Shares of IBM (IBM - Get Report) fell after being downgraded Monday by analysts at J.P. Morgan. The brokerage said the stock, which has run up about 10% since July, is vulnerable to competitive risks at the company's hardware and services sector and may now be adequately priced. Although J.P. Morgan praised IBM's recent momentum in mainframes, semiconductors and cost-reduction, it downgraded the shares to neutral from outperform. In recent trading, IBM was down $1.10, or 1.3%, to $83.85.
Shares of International DisplayWorks (IDWK) rose after the company announced a new supply agreement. Roseville, Calif.-based International DisplayWorks said it has begun shipments under the pact, in which it is providing monochrome and color displays to SanDisk (SNDK - Get Report) for use in MP3 players. The company projected revenue under the pact of more than $20 million over the next 12 months. Shares of International DisplayWorks recently added 36 cents, or 6%, to $6.36.
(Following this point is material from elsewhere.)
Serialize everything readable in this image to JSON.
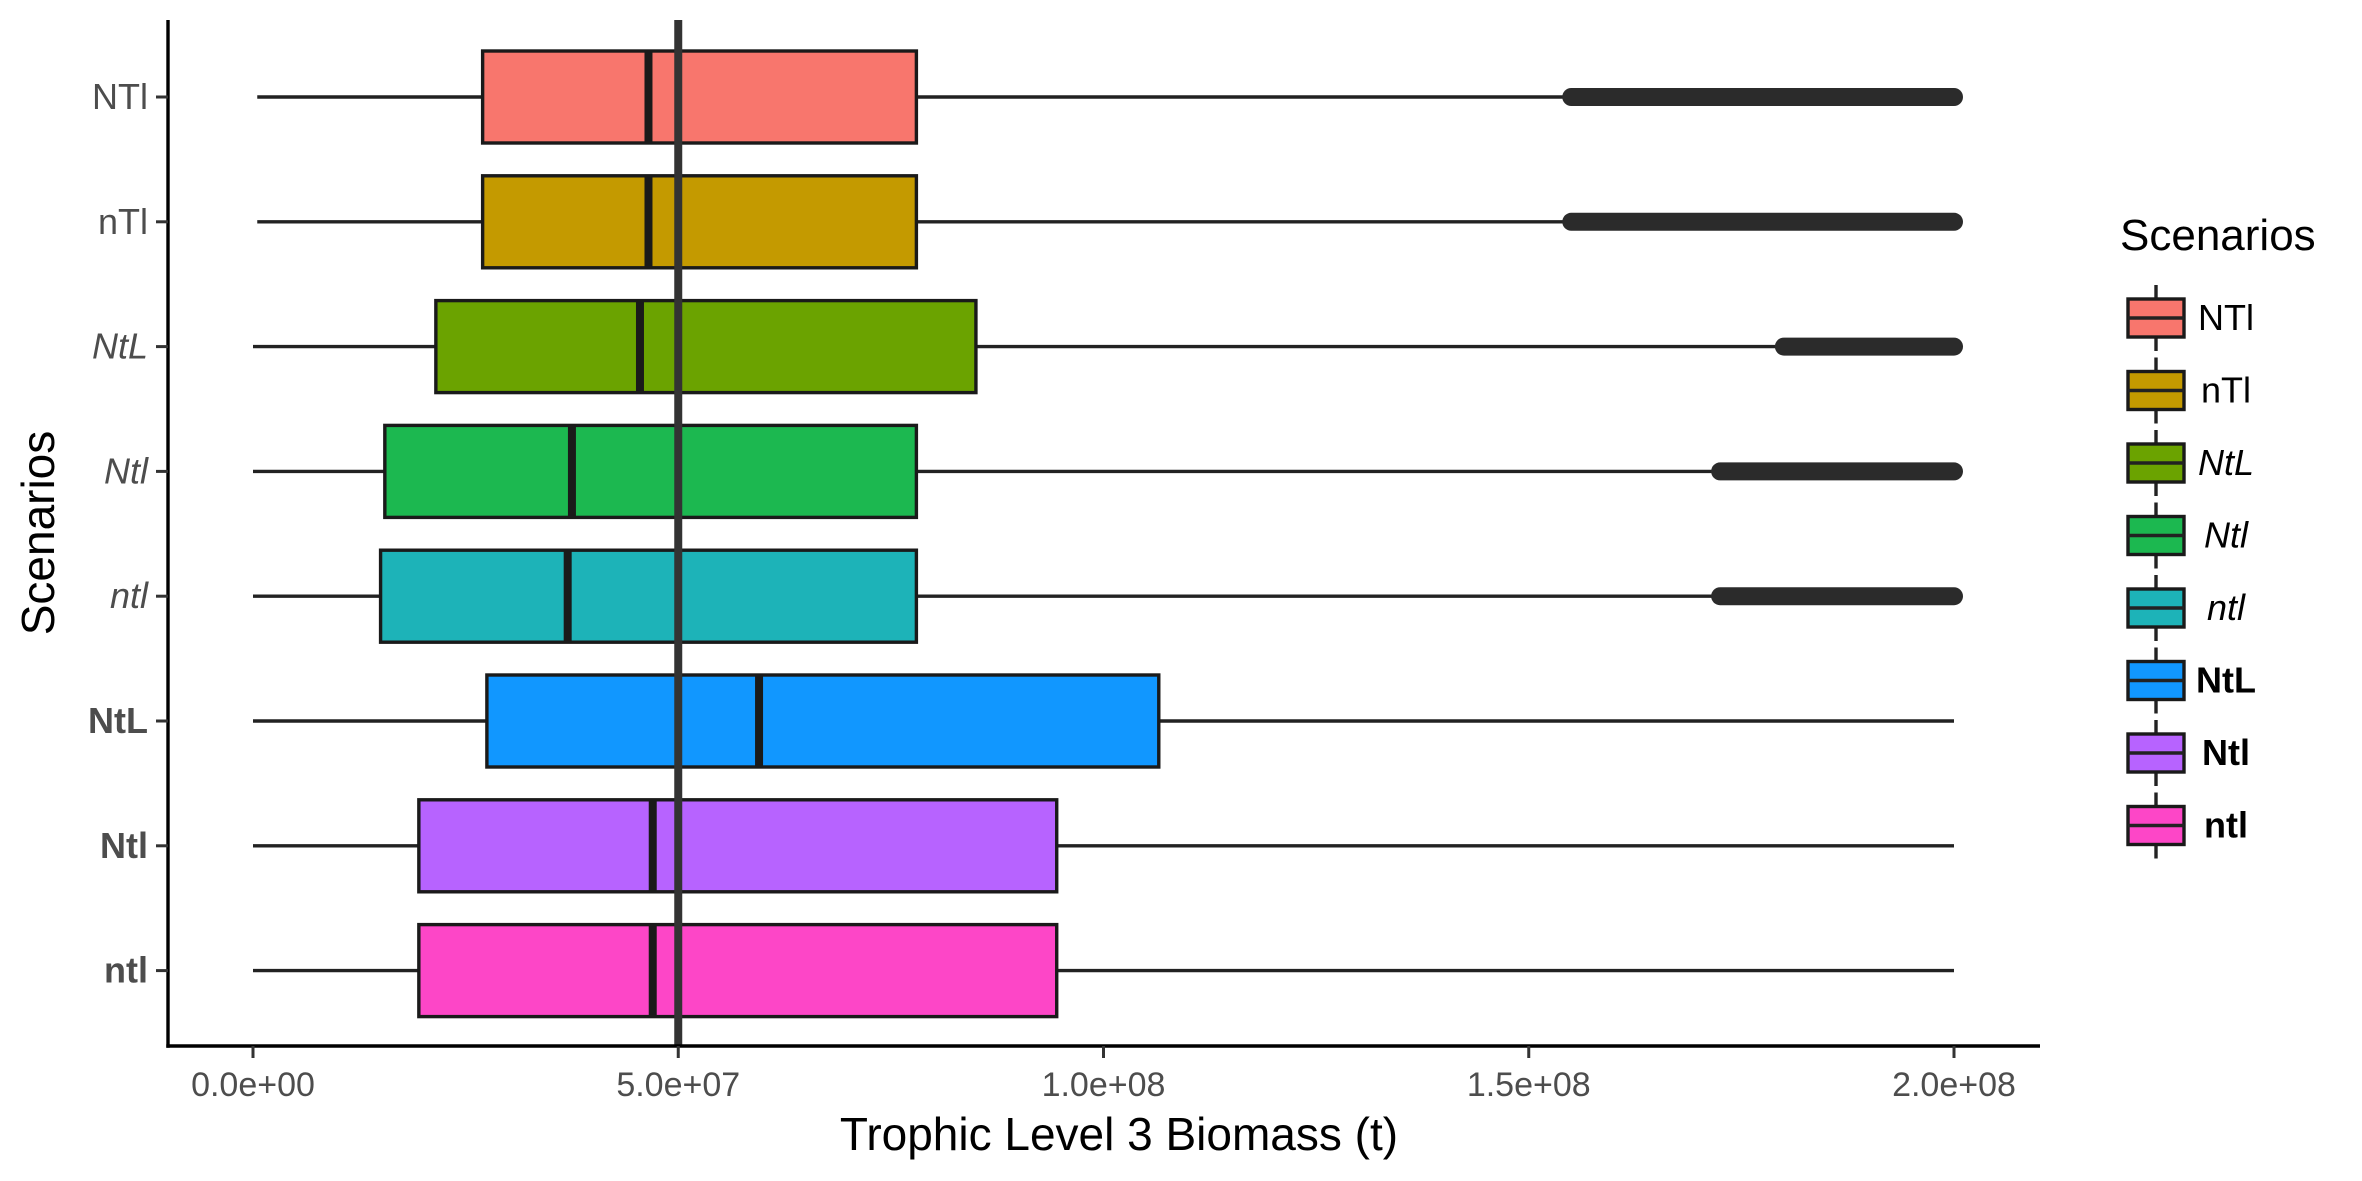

Amazon.com (AMZN - Get Report) fell after the stock was cut to underweight from neutral at J.P. Morgan. The brokerage warned that stiff competition in the ecommerce space could force Amazon into more capital spending, and said that could eat into margins this year and next. J.P. Morgan also said Amazon's growth isn't matching the rest of the Internet commerce space. In recent trading, shares fell 97 cents, or 2%, to $46.90.Mercury Interactive (MERQ) rose after the company announced an acquisition in the so-called "service-oriented architecture" sector of Web services software. Mercury, which last week saw its shares delisted by the Nasdaq due to filing violations, said it will pay $105 million for Systinet Corp., a five-year-old firm based in Burlington, Mass. Systinet specializes in software that lets programs talk to each other in a commercial setting. In recent trading, Bulletin Board-listed shares of Mercury were up 15 cents to $30.60.